YST offers educational material to augment its hands-on, community-involved suicide prevention efforts. Its brochure, adapted from the Washington State Department of Health and the University of Washington School of Nursing's "Stop Youth Suicide," details warning signs, prevention steps, questions to ask and how to call for help. The brochure notes that 80 percent of the time, people who kill themselves have given definite signals or talked about suicide previously.

Warning signs to pay attention to, according to YST, include: a previous suicide attempt; current talk of suicide or making a plan; strong wish to die, preoccupation with death and giving away prized possessions; signs of serious depression, such as moodiness, hopelessness and withdrawal; increased alcohol and other drug use; and a recent suicide attempt by a friend or family member.

YST also identifies other key risk factors that may contribute to the circumstance of a suicide, such as readily accessible firearms, impulsiveness or taking unnecessary risks, and lack of connection to family and friends, the last of which the support network model specifically targets.

In the area of prevention, examples of proactive dialogue for an adult to engage in with a youth are: "I'm concerned about you and how you feel"; "Tell me about your pain"; "You mean a lot to me and I want to help"; and "I'm on your side. We'll get through this."

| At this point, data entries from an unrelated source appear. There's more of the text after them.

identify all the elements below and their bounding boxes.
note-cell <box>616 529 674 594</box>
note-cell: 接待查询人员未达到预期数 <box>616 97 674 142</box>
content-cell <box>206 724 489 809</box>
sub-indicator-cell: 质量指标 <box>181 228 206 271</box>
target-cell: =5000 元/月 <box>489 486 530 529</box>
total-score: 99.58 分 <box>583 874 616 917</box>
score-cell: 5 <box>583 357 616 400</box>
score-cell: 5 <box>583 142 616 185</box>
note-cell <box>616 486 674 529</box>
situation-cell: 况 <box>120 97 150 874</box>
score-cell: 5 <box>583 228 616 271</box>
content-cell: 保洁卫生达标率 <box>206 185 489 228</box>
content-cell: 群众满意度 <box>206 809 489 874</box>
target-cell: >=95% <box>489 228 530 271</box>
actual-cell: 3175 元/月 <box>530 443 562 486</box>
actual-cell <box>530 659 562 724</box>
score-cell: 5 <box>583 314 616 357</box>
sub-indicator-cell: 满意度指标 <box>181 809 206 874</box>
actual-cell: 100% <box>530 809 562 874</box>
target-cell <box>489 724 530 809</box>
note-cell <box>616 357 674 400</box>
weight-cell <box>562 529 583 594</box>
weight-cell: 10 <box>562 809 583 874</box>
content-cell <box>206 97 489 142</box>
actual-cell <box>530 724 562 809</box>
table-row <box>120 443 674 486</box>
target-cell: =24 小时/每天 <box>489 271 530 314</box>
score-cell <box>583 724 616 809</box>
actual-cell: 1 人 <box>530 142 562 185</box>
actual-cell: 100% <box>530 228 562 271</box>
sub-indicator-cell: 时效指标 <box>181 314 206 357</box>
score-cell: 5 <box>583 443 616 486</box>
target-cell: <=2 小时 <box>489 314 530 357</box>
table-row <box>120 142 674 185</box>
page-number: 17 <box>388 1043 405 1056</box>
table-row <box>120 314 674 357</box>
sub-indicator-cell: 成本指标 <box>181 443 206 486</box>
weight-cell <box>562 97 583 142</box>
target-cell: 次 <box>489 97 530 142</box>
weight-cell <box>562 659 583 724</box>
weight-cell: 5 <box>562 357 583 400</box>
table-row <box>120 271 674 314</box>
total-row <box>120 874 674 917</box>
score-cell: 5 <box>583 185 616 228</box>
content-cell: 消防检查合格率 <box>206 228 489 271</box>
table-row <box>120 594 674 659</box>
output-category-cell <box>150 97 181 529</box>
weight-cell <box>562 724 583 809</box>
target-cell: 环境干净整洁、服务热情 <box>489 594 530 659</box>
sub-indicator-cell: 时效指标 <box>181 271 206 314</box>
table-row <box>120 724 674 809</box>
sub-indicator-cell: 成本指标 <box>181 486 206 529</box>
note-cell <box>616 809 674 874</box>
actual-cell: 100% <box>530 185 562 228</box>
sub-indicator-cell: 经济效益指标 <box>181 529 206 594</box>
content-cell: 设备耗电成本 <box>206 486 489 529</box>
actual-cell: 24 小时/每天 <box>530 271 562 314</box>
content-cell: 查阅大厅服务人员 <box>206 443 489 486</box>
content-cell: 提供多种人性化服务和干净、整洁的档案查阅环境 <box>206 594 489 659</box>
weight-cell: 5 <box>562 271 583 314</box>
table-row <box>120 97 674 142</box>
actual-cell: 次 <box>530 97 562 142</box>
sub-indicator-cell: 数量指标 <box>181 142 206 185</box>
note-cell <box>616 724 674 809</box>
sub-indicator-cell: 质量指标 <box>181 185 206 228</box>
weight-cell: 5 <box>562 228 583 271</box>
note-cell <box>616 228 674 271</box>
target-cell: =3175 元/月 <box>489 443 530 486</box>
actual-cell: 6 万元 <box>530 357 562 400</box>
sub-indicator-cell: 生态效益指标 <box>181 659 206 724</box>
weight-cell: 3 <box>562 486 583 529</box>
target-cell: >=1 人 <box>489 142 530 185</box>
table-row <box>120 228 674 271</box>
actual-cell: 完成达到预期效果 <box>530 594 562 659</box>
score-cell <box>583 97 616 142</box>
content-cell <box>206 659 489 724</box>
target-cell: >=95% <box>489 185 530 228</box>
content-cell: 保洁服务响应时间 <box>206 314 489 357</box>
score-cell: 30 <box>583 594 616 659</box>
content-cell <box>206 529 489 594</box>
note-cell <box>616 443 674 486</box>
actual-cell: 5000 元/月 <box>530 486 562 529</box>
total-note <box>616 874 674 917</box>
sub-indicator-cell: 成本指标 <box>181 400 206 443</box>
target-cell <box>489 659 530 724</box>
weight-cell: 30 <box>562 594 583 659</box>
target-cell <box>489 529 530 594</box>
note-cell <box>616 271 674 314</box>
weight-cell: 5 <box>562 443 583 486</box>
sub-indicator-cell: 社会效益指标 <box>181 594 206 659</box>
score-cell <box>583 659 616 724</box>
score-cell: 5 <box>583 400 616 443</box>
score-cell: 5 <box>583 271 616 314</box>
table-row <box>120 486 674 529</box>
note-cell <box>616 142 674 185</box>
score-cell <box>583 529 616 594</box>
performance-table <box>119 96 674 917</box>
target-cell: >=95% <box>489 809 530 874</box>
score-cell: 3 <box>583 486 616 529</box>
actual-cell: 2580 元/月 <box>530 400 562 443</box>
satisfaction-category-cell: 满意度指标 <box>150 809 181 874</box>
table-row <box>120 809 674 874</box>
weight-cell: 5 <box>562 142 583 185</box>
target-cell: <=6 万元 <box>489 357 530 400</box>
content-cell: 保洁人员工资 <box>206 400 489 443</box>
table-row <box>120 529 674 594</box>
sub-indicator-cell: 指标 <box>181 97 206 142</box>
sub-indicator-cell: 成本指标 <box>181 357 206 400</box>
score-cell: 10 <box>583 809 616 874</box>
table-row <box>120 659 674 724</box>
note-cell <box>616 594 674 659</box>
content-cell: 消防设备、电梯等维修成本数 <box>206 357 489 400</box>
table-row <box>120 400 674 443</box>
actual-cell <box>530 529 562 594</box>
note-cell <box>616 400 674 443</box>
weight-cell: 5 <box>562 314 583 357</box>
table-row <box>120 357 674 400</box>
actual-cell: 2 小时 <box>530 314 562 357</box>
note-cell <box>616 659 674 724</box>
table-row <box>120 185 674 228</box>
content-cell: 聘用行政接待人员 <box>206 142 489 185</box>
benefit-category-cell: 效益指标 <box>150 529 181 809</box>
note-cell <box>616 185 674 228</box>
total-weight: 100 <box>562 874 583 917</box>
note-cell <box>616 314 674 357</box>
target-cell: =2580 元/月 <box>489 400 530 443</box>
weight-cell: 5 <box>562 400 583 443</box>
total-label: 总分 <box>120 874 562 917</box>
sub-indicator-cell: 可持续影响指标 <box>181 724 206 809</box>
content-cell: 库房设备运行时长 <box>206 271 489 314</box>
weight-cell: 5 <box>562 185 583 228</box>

Similarly, YST's brochure offers questions that can be asked of a suicidal teen, noting that talking with young people about suicide will not put the idea in their heads. To get the conversation started, one can ask: "Are you thinking about suicide?" "Are you thinking about harming yourself or ending your life?" "Have you thought about how you would do it?" and "Do you really want to die? Or do you want the pain to go away?"

Finally, the literature encourages adults to instill a sense of hope in the teen by not only showing concern, but moving forward actively to treatment. Some nonthreatening verbal ways to approach treatment are: "Together I know we can figure something out to make you feel better"; "I will stay with you. Let's call the crisis line"; "It's difficult to know what to do, but I know where we can get some help"; and "You're not alone. Let me help you."

Suicidal youth are a heterogeneous group, according to King and Kramer, and there will never be one intervention to address all suffering adolescents. The goal of YST is to keep tweaking the treatment model to know exactly who responds best to it so that, eventually, other hospitals and community mental health clinics can begin to initiate similar programs and better match the treatment to the teen.

To know when and for whom, said King, is the most important part.